Various types of lightweight concrete can be classified based on their method of production:

  1. Lightweight Aggregate Concrete: Utilizes porous lightweight aggregates with a low apparent specific gravity, typically lower than 2.6.
  2. Aerated Concrete: Incorporates large voids within the concrete or mortar mass, achieved through methods such as aeration with stabilized foam or air entrainment.
  3. No-Fines Concrete: Opts to omit fine aggregate from the mix, resulting in a large number of interstitial voids. Normal weight coarse aggregate is generally used in this concrete type.

Lightweight concrete can also be classified according to its intended use, distinguishing between structural lightweight concrete (ASTM C 330-82a), concrete used in masonry units (ASTM C 331-81), and insulating concrete (ASTM C 332-83). This classification of structural lightweight concrete is based on a minimum strength requirement, as per ASTM standards.

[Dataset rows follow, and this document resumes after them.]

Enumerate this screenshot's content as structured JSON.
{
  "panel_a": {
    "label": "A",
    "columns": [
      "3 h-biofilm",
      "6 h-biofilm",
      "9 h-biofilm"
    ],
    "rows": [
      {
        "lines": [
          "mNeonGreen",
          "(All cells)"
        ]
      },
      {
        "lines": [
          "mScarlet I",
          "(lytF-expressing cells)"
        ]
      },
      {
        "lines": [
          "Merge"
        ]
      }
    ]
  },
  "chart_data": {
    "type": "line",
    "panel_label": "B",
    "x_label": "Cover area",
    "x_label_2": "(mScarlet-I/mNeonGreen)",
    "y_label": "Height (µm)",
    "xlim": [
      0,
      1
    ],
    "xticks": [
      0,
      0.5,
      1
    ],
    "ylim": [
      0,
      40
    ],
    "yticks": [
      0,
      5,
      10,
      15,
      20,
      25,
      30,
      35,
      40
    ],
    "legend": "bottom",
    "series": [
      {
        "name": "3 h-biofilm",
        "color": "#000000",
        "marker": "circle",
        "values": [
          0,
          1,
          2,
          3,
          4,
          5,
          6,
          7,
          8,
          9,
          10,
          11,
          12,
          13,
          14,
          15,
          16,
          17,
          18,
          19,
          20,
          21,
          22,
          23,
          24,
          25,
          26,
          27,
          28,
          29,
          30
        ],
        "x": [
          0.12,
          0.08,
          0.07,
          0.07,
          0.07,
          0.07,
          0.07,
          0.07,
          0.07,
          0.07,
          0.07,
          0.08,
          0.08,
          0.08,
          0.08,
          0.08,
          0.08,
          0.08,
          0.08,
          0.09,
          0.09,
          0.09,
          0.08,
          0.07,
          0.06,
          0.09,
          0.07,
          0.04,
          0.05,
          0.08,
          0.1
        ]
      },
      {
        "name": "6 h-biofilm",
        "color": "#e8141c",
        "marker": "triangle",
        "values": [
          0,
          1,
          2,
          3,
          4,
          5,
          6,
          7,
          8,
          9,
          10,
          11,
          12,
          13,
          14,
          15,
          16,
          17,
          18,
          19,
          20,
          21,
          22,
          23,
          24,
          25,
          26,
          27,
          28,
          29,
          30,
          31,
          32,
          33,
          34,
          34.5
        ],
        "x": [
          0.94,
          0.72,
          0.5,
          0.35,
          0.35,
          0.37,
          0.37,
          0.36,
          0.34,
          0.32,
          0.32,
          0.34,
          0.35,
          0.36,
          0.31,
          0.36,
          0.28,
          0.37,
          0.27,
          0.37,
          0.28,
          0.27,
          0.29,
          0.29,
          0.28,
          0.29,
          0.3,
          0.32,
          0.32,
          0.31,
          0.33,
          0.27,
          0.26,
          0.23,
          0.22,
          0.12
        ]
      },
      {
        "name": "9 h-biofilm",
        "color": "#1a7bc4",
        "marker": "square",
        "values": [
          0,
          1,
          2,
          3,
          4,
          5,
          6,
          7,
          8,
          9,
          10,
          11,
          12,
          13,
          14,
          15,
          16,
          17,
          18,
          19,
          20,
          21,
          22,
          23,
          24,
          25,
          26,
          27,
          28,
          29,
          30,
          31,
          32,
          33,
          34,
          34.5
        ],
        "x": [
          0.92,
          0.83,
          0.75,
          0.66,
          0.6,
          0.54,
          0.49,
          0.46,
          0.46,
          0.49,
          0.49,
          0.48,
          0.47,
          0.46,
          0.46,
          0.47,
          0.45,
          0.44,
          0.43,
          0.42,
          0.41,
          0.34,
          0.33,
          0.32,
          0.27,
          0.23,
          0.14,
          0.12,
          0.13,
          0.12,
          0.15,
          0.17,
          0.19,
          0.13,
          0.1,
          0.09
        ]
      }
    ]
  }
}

Types of Lightweight Concrete

 1. Lightweight Aggregate Concrete

  1. In the early 1950s, the use of lightweight concrete blocks gained acceptance in the UK for load-bearing inner leaf of cavity walls. New types of artificial lightweight aggregates (LWA) paved the way for introducing lightweight concrete (LWC) suitable for structural work. Some types of lightweight aggregates suitable for structural reinforced concrete include:
    • Pumice: Used for reinforced concrete roof slabs, mainly for industrial roofs in Germany.
    • Foamed Slag: The first lightweight aggregate suitable for reinforced concrete produced in large quantities in the UK.
    • Expanded Clays and Shales: Capable of achieving sufficiently high strength for prestressed concrete, established under various trade names.

2. Aerated Concrete

Characterized by its lowest density, thermal conductivity, and strength, aerated concrete can be sawn, screwed, and nailed like timber. It is usually high-pressure steam-cured and available as precast units for floors, walls, and roofs.

3. No Fines Concrete

Composed of cement and coarse aggregate only, with uniformly distributed voids throughout its mass. It finds applications in load-bearing walls, internal wall casting, non-load-bearing walls, and under-floor filling.

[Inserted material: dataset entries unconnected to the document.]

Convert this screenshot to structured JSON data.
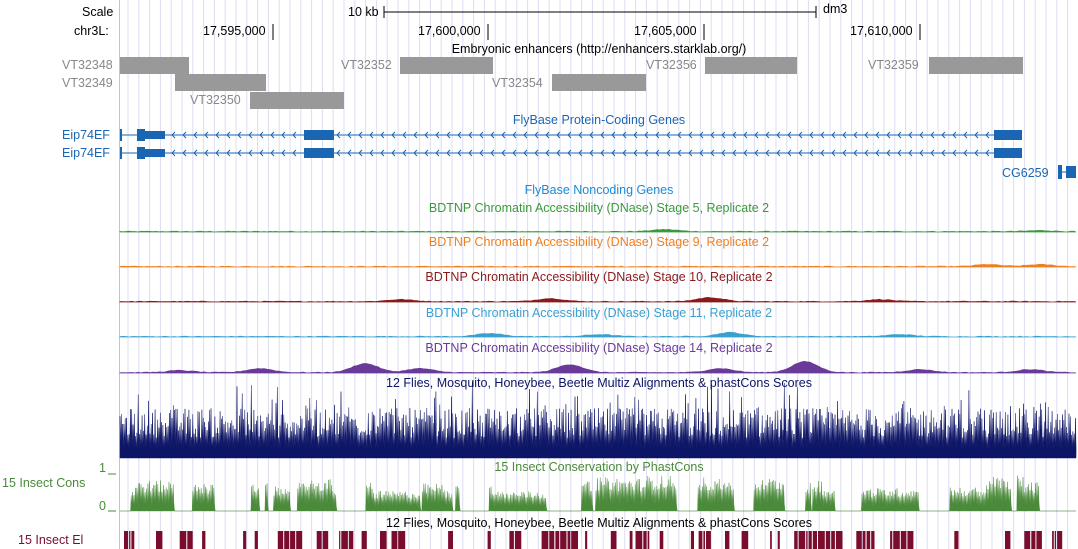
{
  "ruler": {
    "scale_label": "Scale",
    "scale_bar_label": "10 kb",
    "assembly": "dm3",
    "chrom_label": "chr3L:",
    "positions": [
      "17,595,000",
      "17,600,000",
      "17,605,000",
      "17,610,000"
    ]
  },
  "enhancers": {
    "title": "Embryonic enhancers (http://enhancers.starklab.org/)",
    "items": [
      "VT32348",
      "VT32349",
      "VT32350",
      "VT32352",
      "VT32354",
      "VT32356",
      "VT32359"
    ]
  },
  "genes": {
    "title": "FlyBase Protein-Coding Genes",
    "left_labels": [
      "Eip74EF",
      "Eip74EF"
    ],
    "right_label": "CG6259"
  },
  "noncoding": {
    "title": "FlyBase Noncoding Genes"
  },
  "dnase": [
    {
      "title": "BDTNP Chromatin Accessibility (DNase) Stage 5, Replicate 2",
      "color": "#3a9a3a"
    },
    {
      "title": "BDTNP Chromatin Accessibility (DNase) Stage 9, Replicate 2",
      "color": "#f07f1e"
    },
    {
      "title": "BDTNP Chromatin Accessibility (DNase) Stage 10, Replicate 2",
      "color": "#8b1a1a"
    },
    {
      "title": "BDTNP Chromatin Accessibility (DNase) Stage 11, Replicate 2",
      "color": "#3aa0d0"
    },
    {
      "title": "BDTNP Chromatin Accessibility (DNase) Stage 14, Replicate 2",
      "color": "#6a3a9a"
    }
  ],
  "multiz": {
    "title": "12 Flies, Mosquito, Honeybee, Beetle Multiz Alignments & phastCons Scores",
    "color": "#0d1566"
  },
  "cons": {
    "title": "15 Insect Conservation by PhastCons",
    "side_label": "15 Insect Cons",
    "ymax": "1",
    "ymin": "0",
    "color": "#4a8a3a"
  },
  "elements": {
    "title": "12 Flies, Mosquito, Honeybee, Beetle Multiz Alignments & phastCons Scores",
    "side_label": "15 Insect El",
    "color": "#7a0d2e"
  }
}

Types of Lightweight Concrete Based on Density and Strength

Lightweight concrete can be classified into:

  1. Low Density Concrete: Primarily used for insulation purposes with low unit weight, high heat insulation value, and relatively low compressive strength.
  2. Moderate Density Concrete: Positioned between low density and structural concrete, offering a balance of strength and insulation.
  3. Structural Concrete: Featuring aggregates suitable for structural efficiency, with minimum compressive strength requirements.

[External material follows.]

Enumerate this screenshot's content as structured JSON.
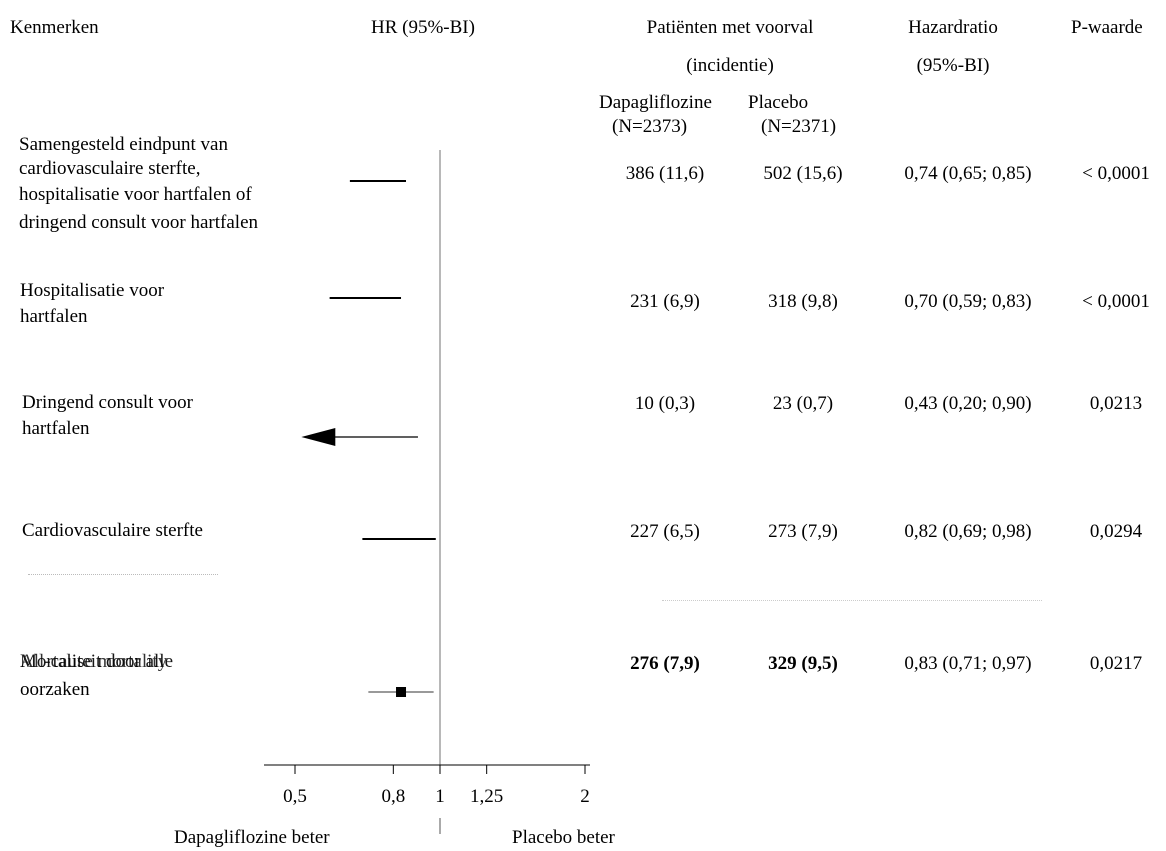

Most structural LWC is capable of producing concrete with compressive strength in excess of 34.47 N/mm². While the unit weight of structural LWC is considerably greater than that of low-density concrete, its thermal insulation values are substantially better than those of normal-weight concrete.

Uses and Advantages of Lightweight Concrete

Lightweight concrete finds diverse applications, including screeds, walls, insulation, and structural elements. Its advantages include reduced dead load, faster building rates, lower transportation costs, and enhanced thermal insulation properties, contributing to energy efficiency in buildings.

Durability of Lightweight Concrete

Durability is defined as the ability of a material to withstand the effects of its environment. Lightweight concrete faces challenges such as chemical attack, physical stress, and mechanical damage, which require proper precautions and protective measures to ensure long-term performance in various environmental conditions.